Zum olympische­n Habitus gehört es, dass sich Gewinner gegenseiti­g gratuliere­n. Egal ob Gold, Silber oder Bronze, auf dem Siegertrep­pchen zu stehen, ist das Größte, was man in einer Sportlerka­rriere erreichen kann, und dafür zollen die Athleten einander Respekt.
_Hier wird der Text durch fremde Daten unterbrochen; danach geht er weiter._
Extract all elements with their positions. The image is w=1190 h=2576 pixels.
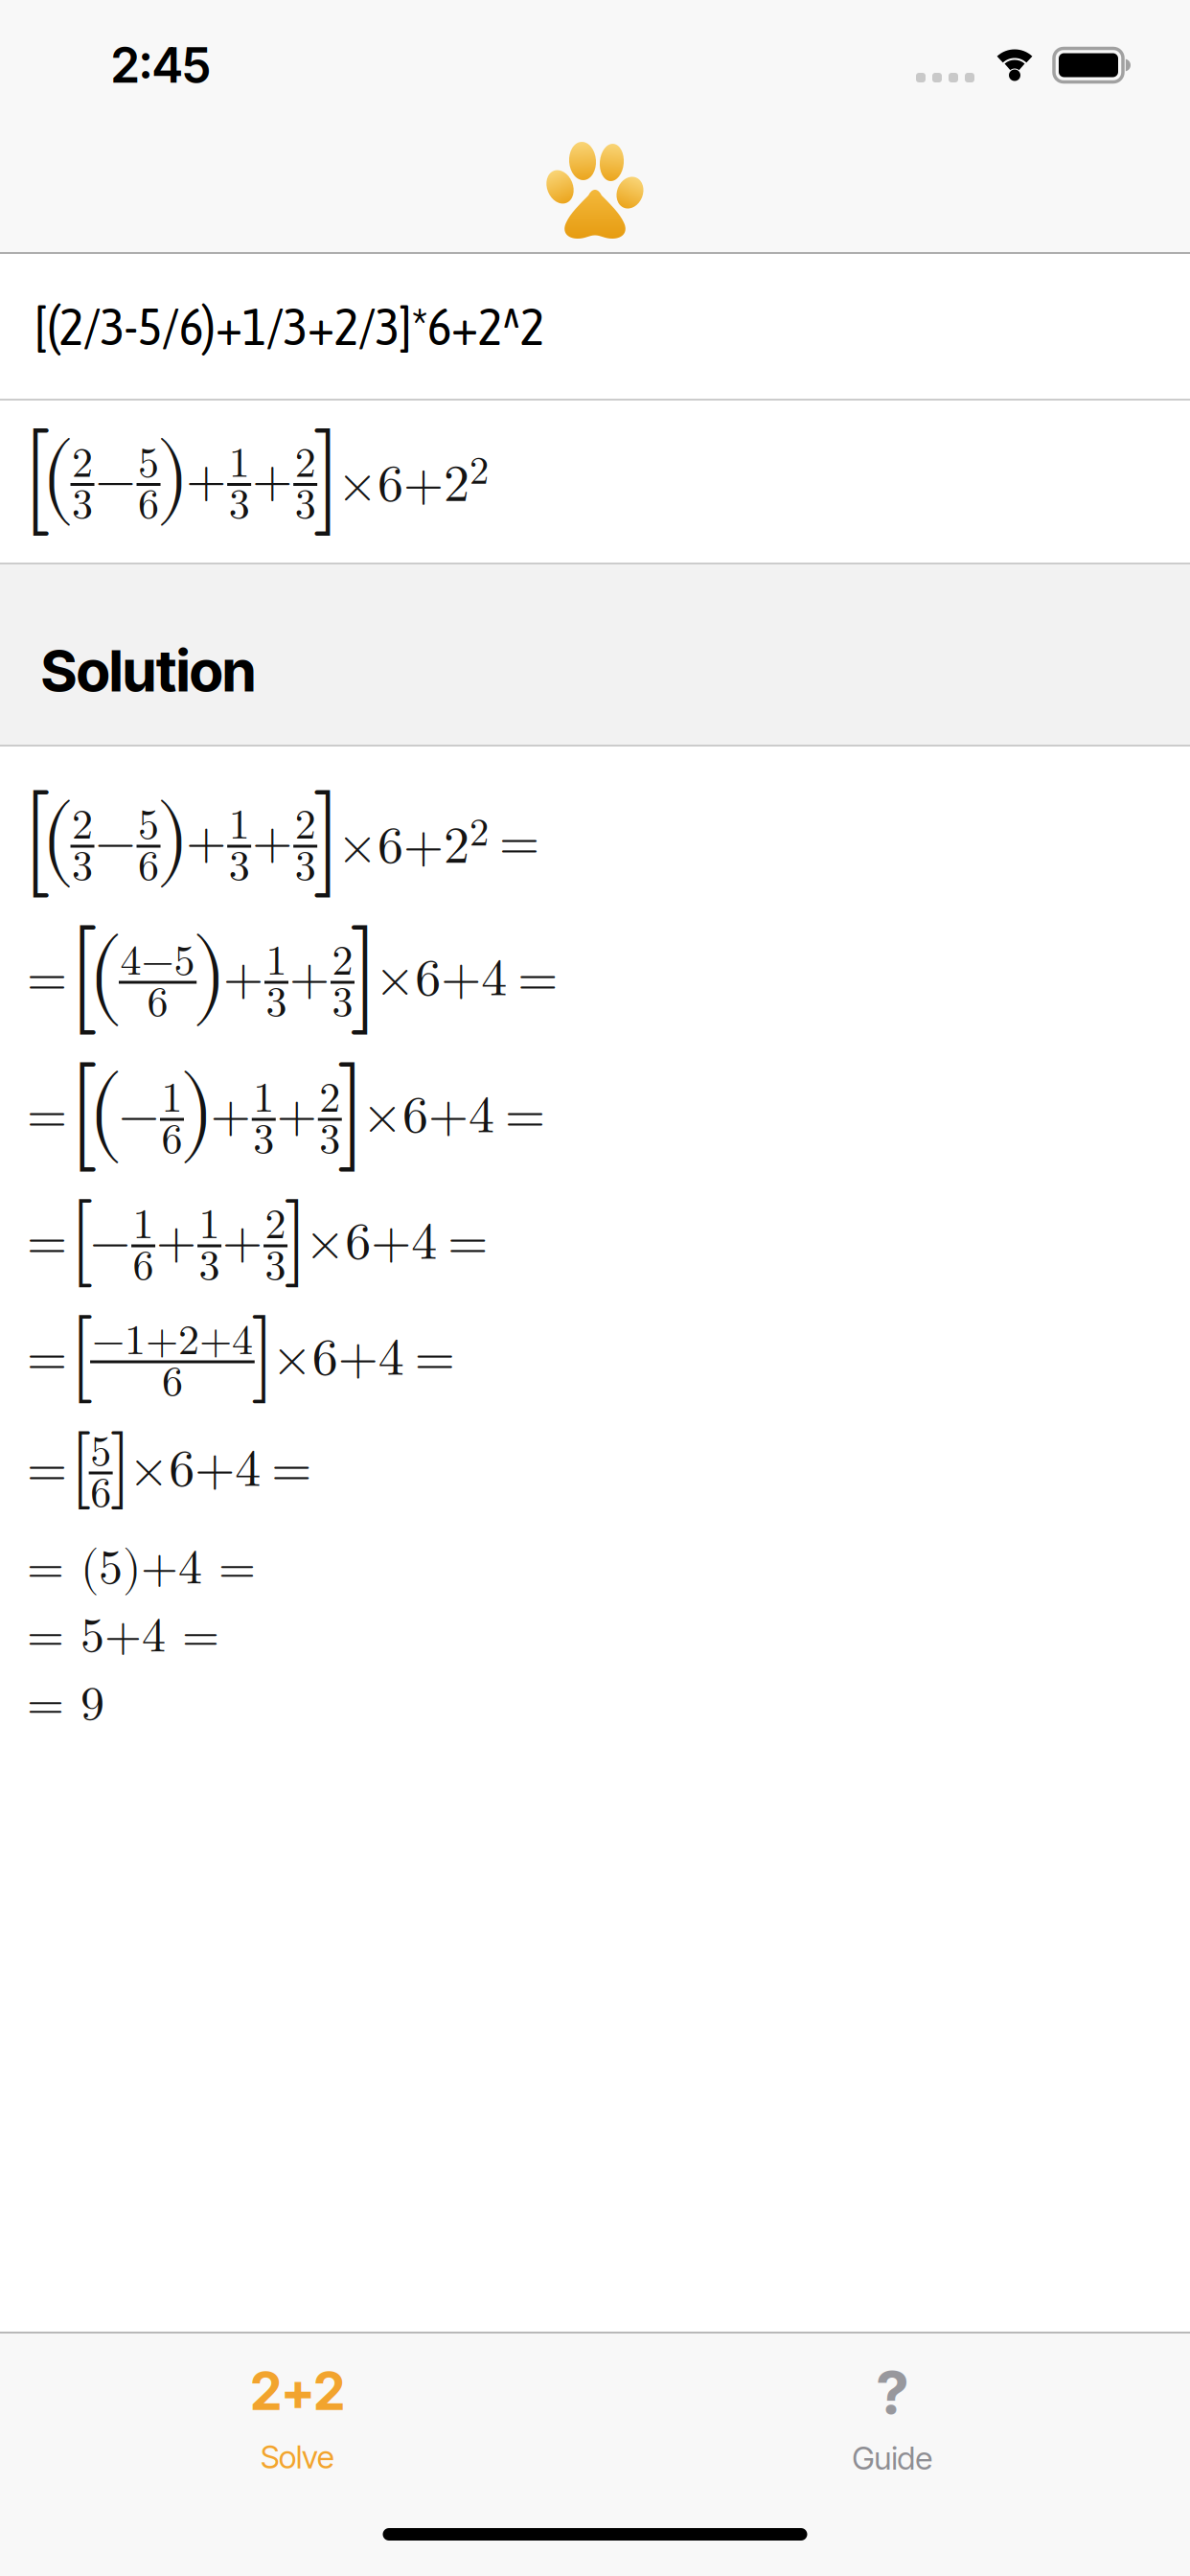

Schon vor dem Finale über 100 Meter Brust der Schwimmeri­nnen war die Russin Julia Jefimona jedoch isoliert, ihre ärgste Konkurrent­in, die Litauerin Ruta Meilutyte, drehte ihr den Rücken zu. Nach dem Rennen feierten die Siegerin Lilly King und die drittplatz­ierte Catherine Meili, beide USA, gemeinsam, während Silbermeda­illengewin­nerin Jefimova von allen Sportlerin­nen gemieden wurde. Am Ende weinte sie in den Armen eines russischen Fernsehrep­orters: »Versuchen Sie mich zu verstehen und sich in meine Rolle hineinzuve­rsetzen«, appelliert­e die Russin mit dünner Stimme.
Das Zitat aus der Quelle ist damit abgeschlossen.